The delay was due to the fact that the remains were randomly discovered and did not appear to be linked to an ongoing investigation, so they were not prioritized over other materials at the lab, Scott said.
He declined to identify the exact area where Lindsey was found — beyond noting that it was largely used for hunting, with no one living there — or further describe the condition of her remains. He said that the “vast majority” of questions people were going to have about the case would be unanswerable at this time due to the ongoing investigation.
Scott did not discuss a possible cause of death or motive. (Sheriff’s authorities were not immediately available to comment to PEOPLE when reached directly on Thursday.)
Of how Lindsey’s family reacted to her death, Scott said, “They were understandably devastated. They had prayed that we would find her alive and bring her home. That was not the outcome that the family wanted to hear.”
The family has asked for privacy as they grieve but gave their thanks for the public’s “continued support,” Scott said.
“I was sad that it was ending like this,” he said of his learning that Lindsey’s body had been found, “but I was glad that we were able to bring some element of closure to what had happened to her.”
Surrounded by officials from various law enforcement agencies, including the FBI, Scott said investigators in the case so far would remain involved “until we bring the monster that’s responsible for this and hold them accountable.”
He again urged anyone with information about what happened to Lindsey to come forward, even if anonymously.
“There’s someone out there that knows who did this and how this happened and there’s people out there that have information that would be the nugget that we need to explode this investigation and culminate in an arrest,” he said. “We need those people to have the courage to come forward.”
Tips can be submitted to investigators by phone or online at 360-964-1799 or email@example.com.
Read PEOPLE’s Original Story on Lindsey’s Case, from November 2009:
When Melissa Baum moved to rural McCleary two years ago, the divorced mom thought she’d found the perfect safe place to raise Joshua, 13, and Lindsey, 10. Then one night, Lindsey walked with a friend to the pal’s house, hoping for a sleepover.
When the girl’s mother said no, Lindsey began the 10-block walk home alone.

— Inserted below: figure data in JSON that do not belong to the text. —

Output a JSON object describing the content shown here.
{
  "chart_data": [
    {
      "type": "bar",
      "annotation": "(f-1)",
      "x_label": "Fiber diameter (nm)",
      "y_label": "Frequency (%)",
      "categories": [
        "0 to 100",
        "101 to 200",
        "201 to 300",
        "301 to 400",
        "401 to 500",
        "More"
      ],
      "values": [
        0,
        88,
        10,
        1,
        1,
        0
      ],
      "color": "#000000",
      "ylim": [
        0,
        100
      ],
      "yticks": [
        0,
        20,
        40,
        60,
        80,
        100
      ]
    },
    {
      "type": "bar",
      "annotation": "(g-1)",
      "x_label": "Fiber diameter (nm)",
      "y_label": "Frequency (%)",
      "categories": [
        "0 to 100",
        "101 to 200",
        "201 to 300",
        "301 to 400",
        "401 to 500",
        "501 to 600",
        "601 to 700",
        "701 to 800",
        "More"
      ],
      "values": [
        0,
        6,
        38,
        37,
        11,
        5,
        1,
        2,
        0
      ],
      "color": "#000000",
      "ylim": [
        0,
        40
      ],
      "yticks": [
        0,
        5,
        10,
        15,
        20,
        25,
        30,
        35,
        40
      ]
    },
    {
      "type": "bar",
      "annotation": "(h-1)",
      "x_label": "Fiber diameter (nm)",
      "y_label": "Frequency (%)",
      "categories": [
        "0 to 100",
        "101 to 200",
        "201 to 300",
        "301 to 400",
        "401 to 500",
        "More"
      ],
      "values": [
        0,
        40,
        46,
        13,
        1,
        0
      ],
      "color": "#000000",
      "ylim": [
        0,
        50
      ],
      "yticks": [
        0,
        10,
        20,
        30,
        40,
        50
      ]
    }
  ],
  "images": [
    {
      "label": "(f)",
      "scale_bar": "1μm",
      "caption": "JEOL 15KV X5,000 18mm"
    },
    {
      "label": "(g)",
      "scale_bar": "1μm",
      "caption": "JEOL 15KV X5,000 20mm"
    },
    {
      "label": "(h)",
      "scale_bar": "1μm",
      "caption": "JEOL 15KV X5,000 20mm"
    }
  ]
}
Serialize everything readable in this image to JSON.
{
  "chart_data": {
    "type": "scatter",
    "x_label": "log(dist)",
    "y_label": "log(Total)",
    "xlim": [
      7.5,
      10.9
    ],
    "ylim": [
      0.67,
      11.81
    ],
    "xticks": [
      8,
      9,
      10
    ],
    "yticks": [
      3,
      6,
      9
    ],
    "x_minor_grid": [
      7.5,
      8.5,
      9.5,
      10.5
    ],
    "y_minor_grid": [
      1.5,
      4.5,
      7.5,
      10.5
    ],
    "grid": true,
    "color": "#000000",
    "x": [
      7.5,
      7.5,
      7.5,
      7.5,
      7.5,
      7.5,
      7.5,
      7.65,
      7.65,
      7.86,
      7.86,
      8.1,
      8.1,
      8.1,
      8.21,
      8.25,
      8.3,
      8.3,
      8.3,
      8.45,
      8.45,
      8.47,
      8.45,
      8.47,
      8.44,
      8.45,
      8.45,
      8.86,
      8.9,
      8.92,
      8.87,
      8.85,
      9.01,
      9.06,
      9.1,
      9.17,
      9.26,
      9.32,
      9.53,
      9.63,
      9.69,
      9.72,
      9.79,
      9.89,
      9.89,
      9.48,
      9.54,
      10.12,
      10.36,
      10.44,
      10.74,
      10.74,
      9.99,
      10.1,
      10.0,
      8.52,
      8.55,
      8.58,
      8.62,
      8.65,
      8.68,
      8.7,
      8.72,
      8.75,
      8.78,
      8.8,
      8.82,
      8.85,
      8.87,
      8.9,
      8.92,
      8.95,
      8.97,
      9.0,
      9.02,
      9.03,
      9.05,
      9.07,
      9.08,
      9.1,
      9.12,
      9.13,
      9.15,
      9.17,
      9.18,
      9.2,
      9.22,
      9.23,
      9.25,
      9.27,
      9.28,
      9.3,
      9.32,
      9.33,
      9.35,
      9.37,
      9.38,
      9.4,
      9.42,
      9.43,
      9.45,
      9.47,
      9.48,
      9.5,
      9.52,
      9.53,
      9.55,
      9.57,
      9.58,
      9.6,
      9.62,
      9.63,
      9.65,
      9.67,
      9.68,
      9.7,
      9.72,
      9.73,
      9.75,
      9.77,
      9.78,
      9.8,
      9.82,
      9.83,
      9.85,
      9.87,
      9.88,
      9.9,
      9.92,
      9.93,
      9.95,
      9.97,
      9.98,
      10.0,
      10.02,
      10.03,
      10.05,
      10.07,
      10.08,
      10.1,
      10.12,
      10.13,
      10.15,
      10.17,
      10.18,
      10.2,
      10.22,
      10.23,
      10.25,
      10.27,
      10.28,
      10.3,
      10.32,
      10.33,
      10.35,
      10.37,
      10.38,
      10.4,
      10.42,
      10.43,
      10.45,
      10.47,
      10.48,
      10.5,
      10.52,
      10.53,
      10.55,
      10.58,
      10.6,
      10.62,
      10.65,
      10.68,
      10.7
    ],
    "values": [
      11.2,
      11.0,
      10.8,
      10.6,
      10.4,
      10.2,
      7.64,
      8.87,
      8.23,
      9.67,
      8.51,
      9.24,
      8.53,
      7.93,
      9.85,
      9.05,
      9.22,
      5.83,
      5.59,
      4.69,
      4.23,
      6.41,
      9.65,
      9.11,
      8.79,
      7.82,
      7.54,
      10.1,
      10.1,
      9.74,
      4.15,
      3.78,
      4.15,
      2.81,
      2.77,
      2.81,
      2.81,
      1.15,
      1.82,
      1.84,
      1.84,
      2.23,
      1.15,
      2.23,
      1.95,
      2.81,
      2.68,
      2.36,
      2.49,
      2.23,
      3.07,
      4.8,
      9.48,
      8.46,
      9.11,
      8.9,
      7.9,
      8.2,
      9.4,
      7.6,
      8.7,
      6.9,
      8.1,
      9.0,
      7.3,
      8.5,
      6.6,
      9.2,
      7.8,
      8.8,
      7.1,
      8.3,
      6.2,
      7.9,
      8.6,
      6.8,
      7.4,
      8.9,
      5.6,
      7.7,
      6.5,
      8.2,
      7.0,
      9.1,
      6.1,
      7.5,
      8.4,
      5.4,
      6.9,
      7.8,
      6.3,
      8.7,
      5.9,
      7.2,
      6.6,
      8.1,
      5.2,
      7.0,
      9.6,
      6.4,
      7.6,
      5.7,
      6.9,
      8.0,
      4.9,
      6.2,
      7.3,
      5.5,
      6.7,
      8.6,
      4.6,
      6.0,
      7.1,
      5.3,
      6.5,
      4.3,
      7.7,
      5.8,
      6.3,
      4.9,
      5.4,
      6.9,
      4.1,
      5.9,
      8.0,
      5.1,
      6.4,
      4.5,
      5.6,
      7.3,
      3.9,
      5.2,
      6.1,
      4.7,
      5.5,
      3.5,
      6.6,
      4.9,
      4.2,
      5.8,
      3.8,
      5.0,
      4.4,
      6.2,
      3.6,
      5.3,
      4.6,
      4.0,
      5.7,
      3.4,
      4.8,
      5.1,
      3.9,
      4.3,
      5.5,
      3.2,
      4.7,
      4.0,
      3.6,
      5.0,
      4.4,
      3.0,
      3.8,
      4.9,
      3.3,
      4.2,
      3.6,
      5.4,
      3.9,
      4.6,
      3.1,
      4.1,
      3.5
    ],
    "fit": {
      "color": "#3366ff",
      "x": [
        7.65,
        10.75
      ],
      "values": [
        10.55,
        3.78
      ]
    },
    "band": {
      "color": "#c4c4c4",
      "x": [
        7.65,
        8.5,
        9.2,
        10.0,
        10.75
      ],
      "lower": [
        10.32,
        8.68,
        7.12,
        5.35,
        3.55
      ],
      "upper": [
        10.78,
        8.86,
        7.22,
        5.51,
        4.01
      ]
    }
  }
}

Fifty minutes after the time she was due back, Melissa phoned the town police, who launched a door-to-door search. The next day, the regional FBI office and the Grays Harbor County Sheriff’s office joined in.
“We’ve investigated thousands of tips,” says Undersheriff Rick Scott. “To date we have no physical evidence speaking to any specific scenario.”
Undaunted, Melissa, 38, spends weekends leading volunteers through dense evergreen forests. Their intrepid searches have turned up Prohibition-era cellars and bunkers — but no trace of Lindsey.
“I know she’s alive,” says Melissa. “I feel it.”